🤖 AI Summary
Autoregressive video diffusion models struggle to scale to long video generation due to the quadratic computational complexity of softmax-based self-attention. This work proposes ARL2, a hybrid attention module that decomposes self-attention into an intra-frame local softmax branch and an inter-frame linear recurrent memory branch. By replacing the growing key-value cache with a fixed-size shared state, ARL2 achieves constant memory consumption and linear time complexity. As the first effort to adapt pretrained autoregressive video diffusion models to a hybrid linear attention architecture, ARL2 replaces only 75% of the original layers yet attains a 2.26× speedup in inference and 54% memory reduction, while preserving generation quality and significantly improving temporal consistency.
📝 Abstract
Autoregressive (AR) video diffusion is a powerful paradigm for streaming and interactive video generation. However, its reliance on softmax self-attention leads to quadratic compute complexity in sequence length and memory usage due to key-value caching, which limits its scalability to long video horizons. Existing remedies (e.g., sparse attention and KV-cache compression) reduce per-step cost but still rely on a linearly growing cache or irreversibly discard past context, and thus fail to address linear memory growth and streaming context management. To address this scalability bottleneck, we propose ARL2 (Attend Locally, Remember Linearly), a hybrid attention module that replaces quadratic cross-frame attention with a fixed-size recurrent state. We decompose self-attention into two branches: an intra-frame softmax branch for spatial detail and local dependencies, and an inter-frame gated recurrent linear branch that maintains a fixed-size state for streaming context. Our key insight is that softmax attention captures fine-grained local interactions, while a recurrent state provides controllable long-range memory. This design achieves linear-time scaling with constant memory while improving temporal consistency over the full-softmax model. To prevent noisy intermediate states from corrupting memory, we update the recurrent state only after the denoised pass. To avoid within-frame information asymmetry, all tokens share the same pre-update state rather than sequential updates.
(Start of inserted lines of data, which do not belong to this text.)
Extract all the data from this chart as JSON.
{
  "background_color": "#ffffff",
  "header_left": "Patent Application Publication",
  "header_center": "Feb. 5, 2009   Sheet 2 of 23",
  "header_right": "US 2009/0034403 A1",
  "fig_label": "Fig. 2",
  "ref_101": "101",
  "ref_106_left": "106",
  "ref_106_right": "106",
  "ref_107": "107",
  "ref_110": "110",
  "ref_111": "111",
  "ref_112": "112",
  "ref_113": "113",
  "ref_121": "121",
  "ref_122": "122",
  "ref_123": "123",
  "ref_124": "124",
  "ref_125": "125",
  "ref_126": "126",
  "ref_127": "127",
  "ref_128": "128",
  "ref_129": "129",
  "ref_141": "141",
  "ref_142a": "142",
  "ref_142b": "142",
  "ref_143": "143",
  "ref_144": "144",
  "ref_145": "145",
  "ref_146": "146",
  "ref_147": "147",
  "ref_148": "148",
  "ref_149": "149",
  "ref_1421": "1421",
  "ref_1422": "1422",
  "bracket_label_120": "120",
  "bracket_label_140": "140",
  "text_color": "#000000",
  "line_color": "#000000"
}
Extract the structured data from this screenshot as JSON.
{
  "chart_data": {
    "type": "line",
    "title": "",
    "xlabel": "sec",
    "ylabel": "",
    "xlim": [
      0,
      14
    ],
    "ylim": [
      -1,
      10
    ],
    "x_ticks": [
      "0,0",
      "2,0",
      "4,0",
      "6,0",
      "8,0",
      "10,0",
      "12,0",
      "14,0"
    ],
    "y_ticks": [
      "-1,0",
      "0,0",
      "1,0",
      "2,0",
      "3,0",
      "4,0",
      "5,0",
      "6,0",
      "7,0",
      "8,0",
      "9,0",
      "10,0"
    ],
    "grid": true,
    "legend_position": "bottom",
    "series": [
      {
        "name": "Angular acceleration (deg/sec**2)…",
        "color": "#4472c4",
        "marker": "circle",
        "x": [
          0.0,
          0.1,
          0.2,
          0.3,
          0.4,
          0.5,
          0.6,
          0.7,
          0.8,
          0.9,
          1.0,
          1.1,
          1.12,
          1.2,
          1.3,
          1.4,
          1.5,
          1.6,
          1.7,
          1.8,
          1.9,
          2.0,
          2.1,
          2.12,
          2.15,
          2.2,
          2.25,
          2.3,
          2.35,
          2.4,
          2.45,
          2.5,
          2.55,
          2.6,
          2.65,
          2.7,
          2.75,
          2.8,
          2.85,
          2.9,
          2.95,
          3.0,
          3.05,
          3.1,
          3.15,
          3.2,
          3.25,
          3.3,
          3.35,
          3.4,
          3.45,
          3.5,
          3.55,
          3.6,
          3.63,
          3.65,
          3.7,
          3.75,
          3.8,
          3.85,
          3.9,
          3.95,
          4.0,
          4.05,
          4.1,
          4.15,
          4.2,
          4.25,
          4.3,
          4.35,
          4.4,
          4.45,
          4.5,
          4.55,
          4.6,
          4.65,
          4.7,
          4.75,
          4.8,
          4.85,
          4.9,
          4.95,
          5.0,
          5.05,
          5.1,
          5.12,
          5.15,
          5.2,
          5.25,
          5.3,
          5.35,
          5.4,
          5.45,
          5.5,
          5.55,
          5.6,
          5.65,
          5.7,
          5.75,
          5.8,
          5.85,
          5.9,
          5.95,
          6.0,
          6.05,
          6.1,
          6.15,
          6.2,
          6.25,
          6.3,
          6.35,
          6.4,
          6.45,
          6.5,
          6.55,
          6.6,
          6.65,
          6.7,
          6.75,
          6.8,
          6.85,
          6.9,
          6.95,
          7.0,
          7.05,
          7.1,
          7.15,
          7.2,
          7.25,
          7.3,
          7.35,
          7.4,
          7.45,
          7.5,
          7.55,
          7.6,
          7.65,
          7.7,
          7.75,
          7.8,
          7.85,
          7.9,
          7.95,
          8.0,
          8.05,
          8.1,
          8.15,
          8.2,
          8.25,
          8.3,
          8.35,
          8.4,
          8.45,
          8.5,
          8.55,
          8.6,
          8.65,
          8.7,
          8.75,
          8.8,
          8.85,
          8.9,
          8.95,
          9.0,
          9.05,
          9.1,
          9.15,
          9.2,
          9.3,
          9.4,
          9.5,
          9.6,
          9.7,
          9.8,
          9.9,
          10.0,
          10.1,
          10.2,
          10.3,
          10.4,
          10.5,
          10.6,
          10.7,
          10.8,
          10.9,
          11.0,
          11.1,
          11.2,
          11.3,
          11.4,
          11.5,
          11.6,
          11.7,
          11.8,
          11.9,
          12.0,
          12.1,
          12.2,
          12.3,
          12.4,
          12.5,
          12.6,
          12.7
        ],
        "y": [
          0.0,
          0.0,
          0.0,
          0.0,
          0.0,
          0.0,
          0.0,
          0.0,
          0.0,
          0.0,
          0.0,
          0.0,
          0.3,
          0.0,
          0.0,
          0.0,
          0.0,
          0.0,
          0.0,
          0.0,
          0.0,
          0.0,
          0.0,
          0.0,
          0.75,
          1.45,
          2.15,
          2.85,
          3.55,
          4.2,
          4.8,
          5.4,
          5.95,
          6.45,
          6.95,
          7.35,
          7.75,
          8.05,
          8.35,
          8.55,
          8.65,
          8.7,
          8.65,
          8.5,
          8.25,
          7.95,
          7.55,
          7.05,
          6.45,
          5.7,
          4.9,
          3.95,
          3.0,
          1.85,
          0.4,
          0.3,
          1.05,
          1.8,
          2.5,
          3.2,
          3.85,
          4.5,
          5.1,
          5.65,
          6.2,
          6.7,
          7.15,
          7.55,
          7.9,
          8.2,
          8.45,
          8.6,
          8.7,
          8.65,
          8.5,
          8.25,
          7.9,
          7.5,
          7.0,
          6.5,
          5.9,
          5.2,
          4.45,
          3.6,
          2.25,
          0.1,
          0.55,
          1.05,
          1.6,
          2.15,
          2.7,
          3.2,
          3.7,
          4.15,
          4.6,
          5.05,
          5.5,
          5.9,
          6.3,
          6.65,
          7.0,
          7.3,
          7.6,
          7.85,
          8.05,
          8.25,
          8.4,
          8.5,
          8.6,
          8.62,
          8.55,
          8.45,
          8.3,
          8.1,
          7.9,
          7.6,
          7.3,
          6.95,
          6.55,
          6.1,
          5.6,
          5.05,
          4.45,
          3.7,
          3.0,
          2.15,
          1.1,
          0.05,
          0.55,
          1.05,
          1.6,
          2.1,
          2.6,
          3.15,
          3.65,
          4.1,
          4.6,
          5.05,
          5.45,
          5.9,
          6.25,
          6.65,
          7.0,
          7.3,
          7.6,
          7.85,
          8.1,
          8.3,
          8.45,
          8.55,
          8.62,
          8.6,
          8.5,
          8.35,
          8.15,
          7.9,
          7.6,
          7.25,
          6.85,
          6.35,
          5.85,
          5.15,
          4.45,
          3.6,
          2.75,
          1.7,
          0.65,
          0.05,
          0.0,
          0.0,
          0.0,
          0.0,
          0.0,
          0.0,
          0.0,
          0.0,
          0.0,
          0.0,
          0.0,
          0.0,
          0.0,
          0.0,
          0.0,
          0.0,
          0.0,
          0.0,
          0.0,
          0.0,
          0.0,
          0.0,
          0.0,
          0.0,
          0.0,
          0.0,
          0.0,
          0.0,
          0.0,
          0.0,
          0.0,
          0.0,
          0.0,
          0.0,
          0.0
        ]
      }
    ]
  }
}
To the best of our knowledge, this is the first work to convert a pretrained AR video diffusion model into a hybrid linear attention architecture, through an efficient two-stage training scheme for AR video. With 75% of layers replaced by hybrid linear attention, the model achieves up to 2.26 wall-clock speedup and 54% memory reduction, while maintaining comparable quality with improving temporal consistency.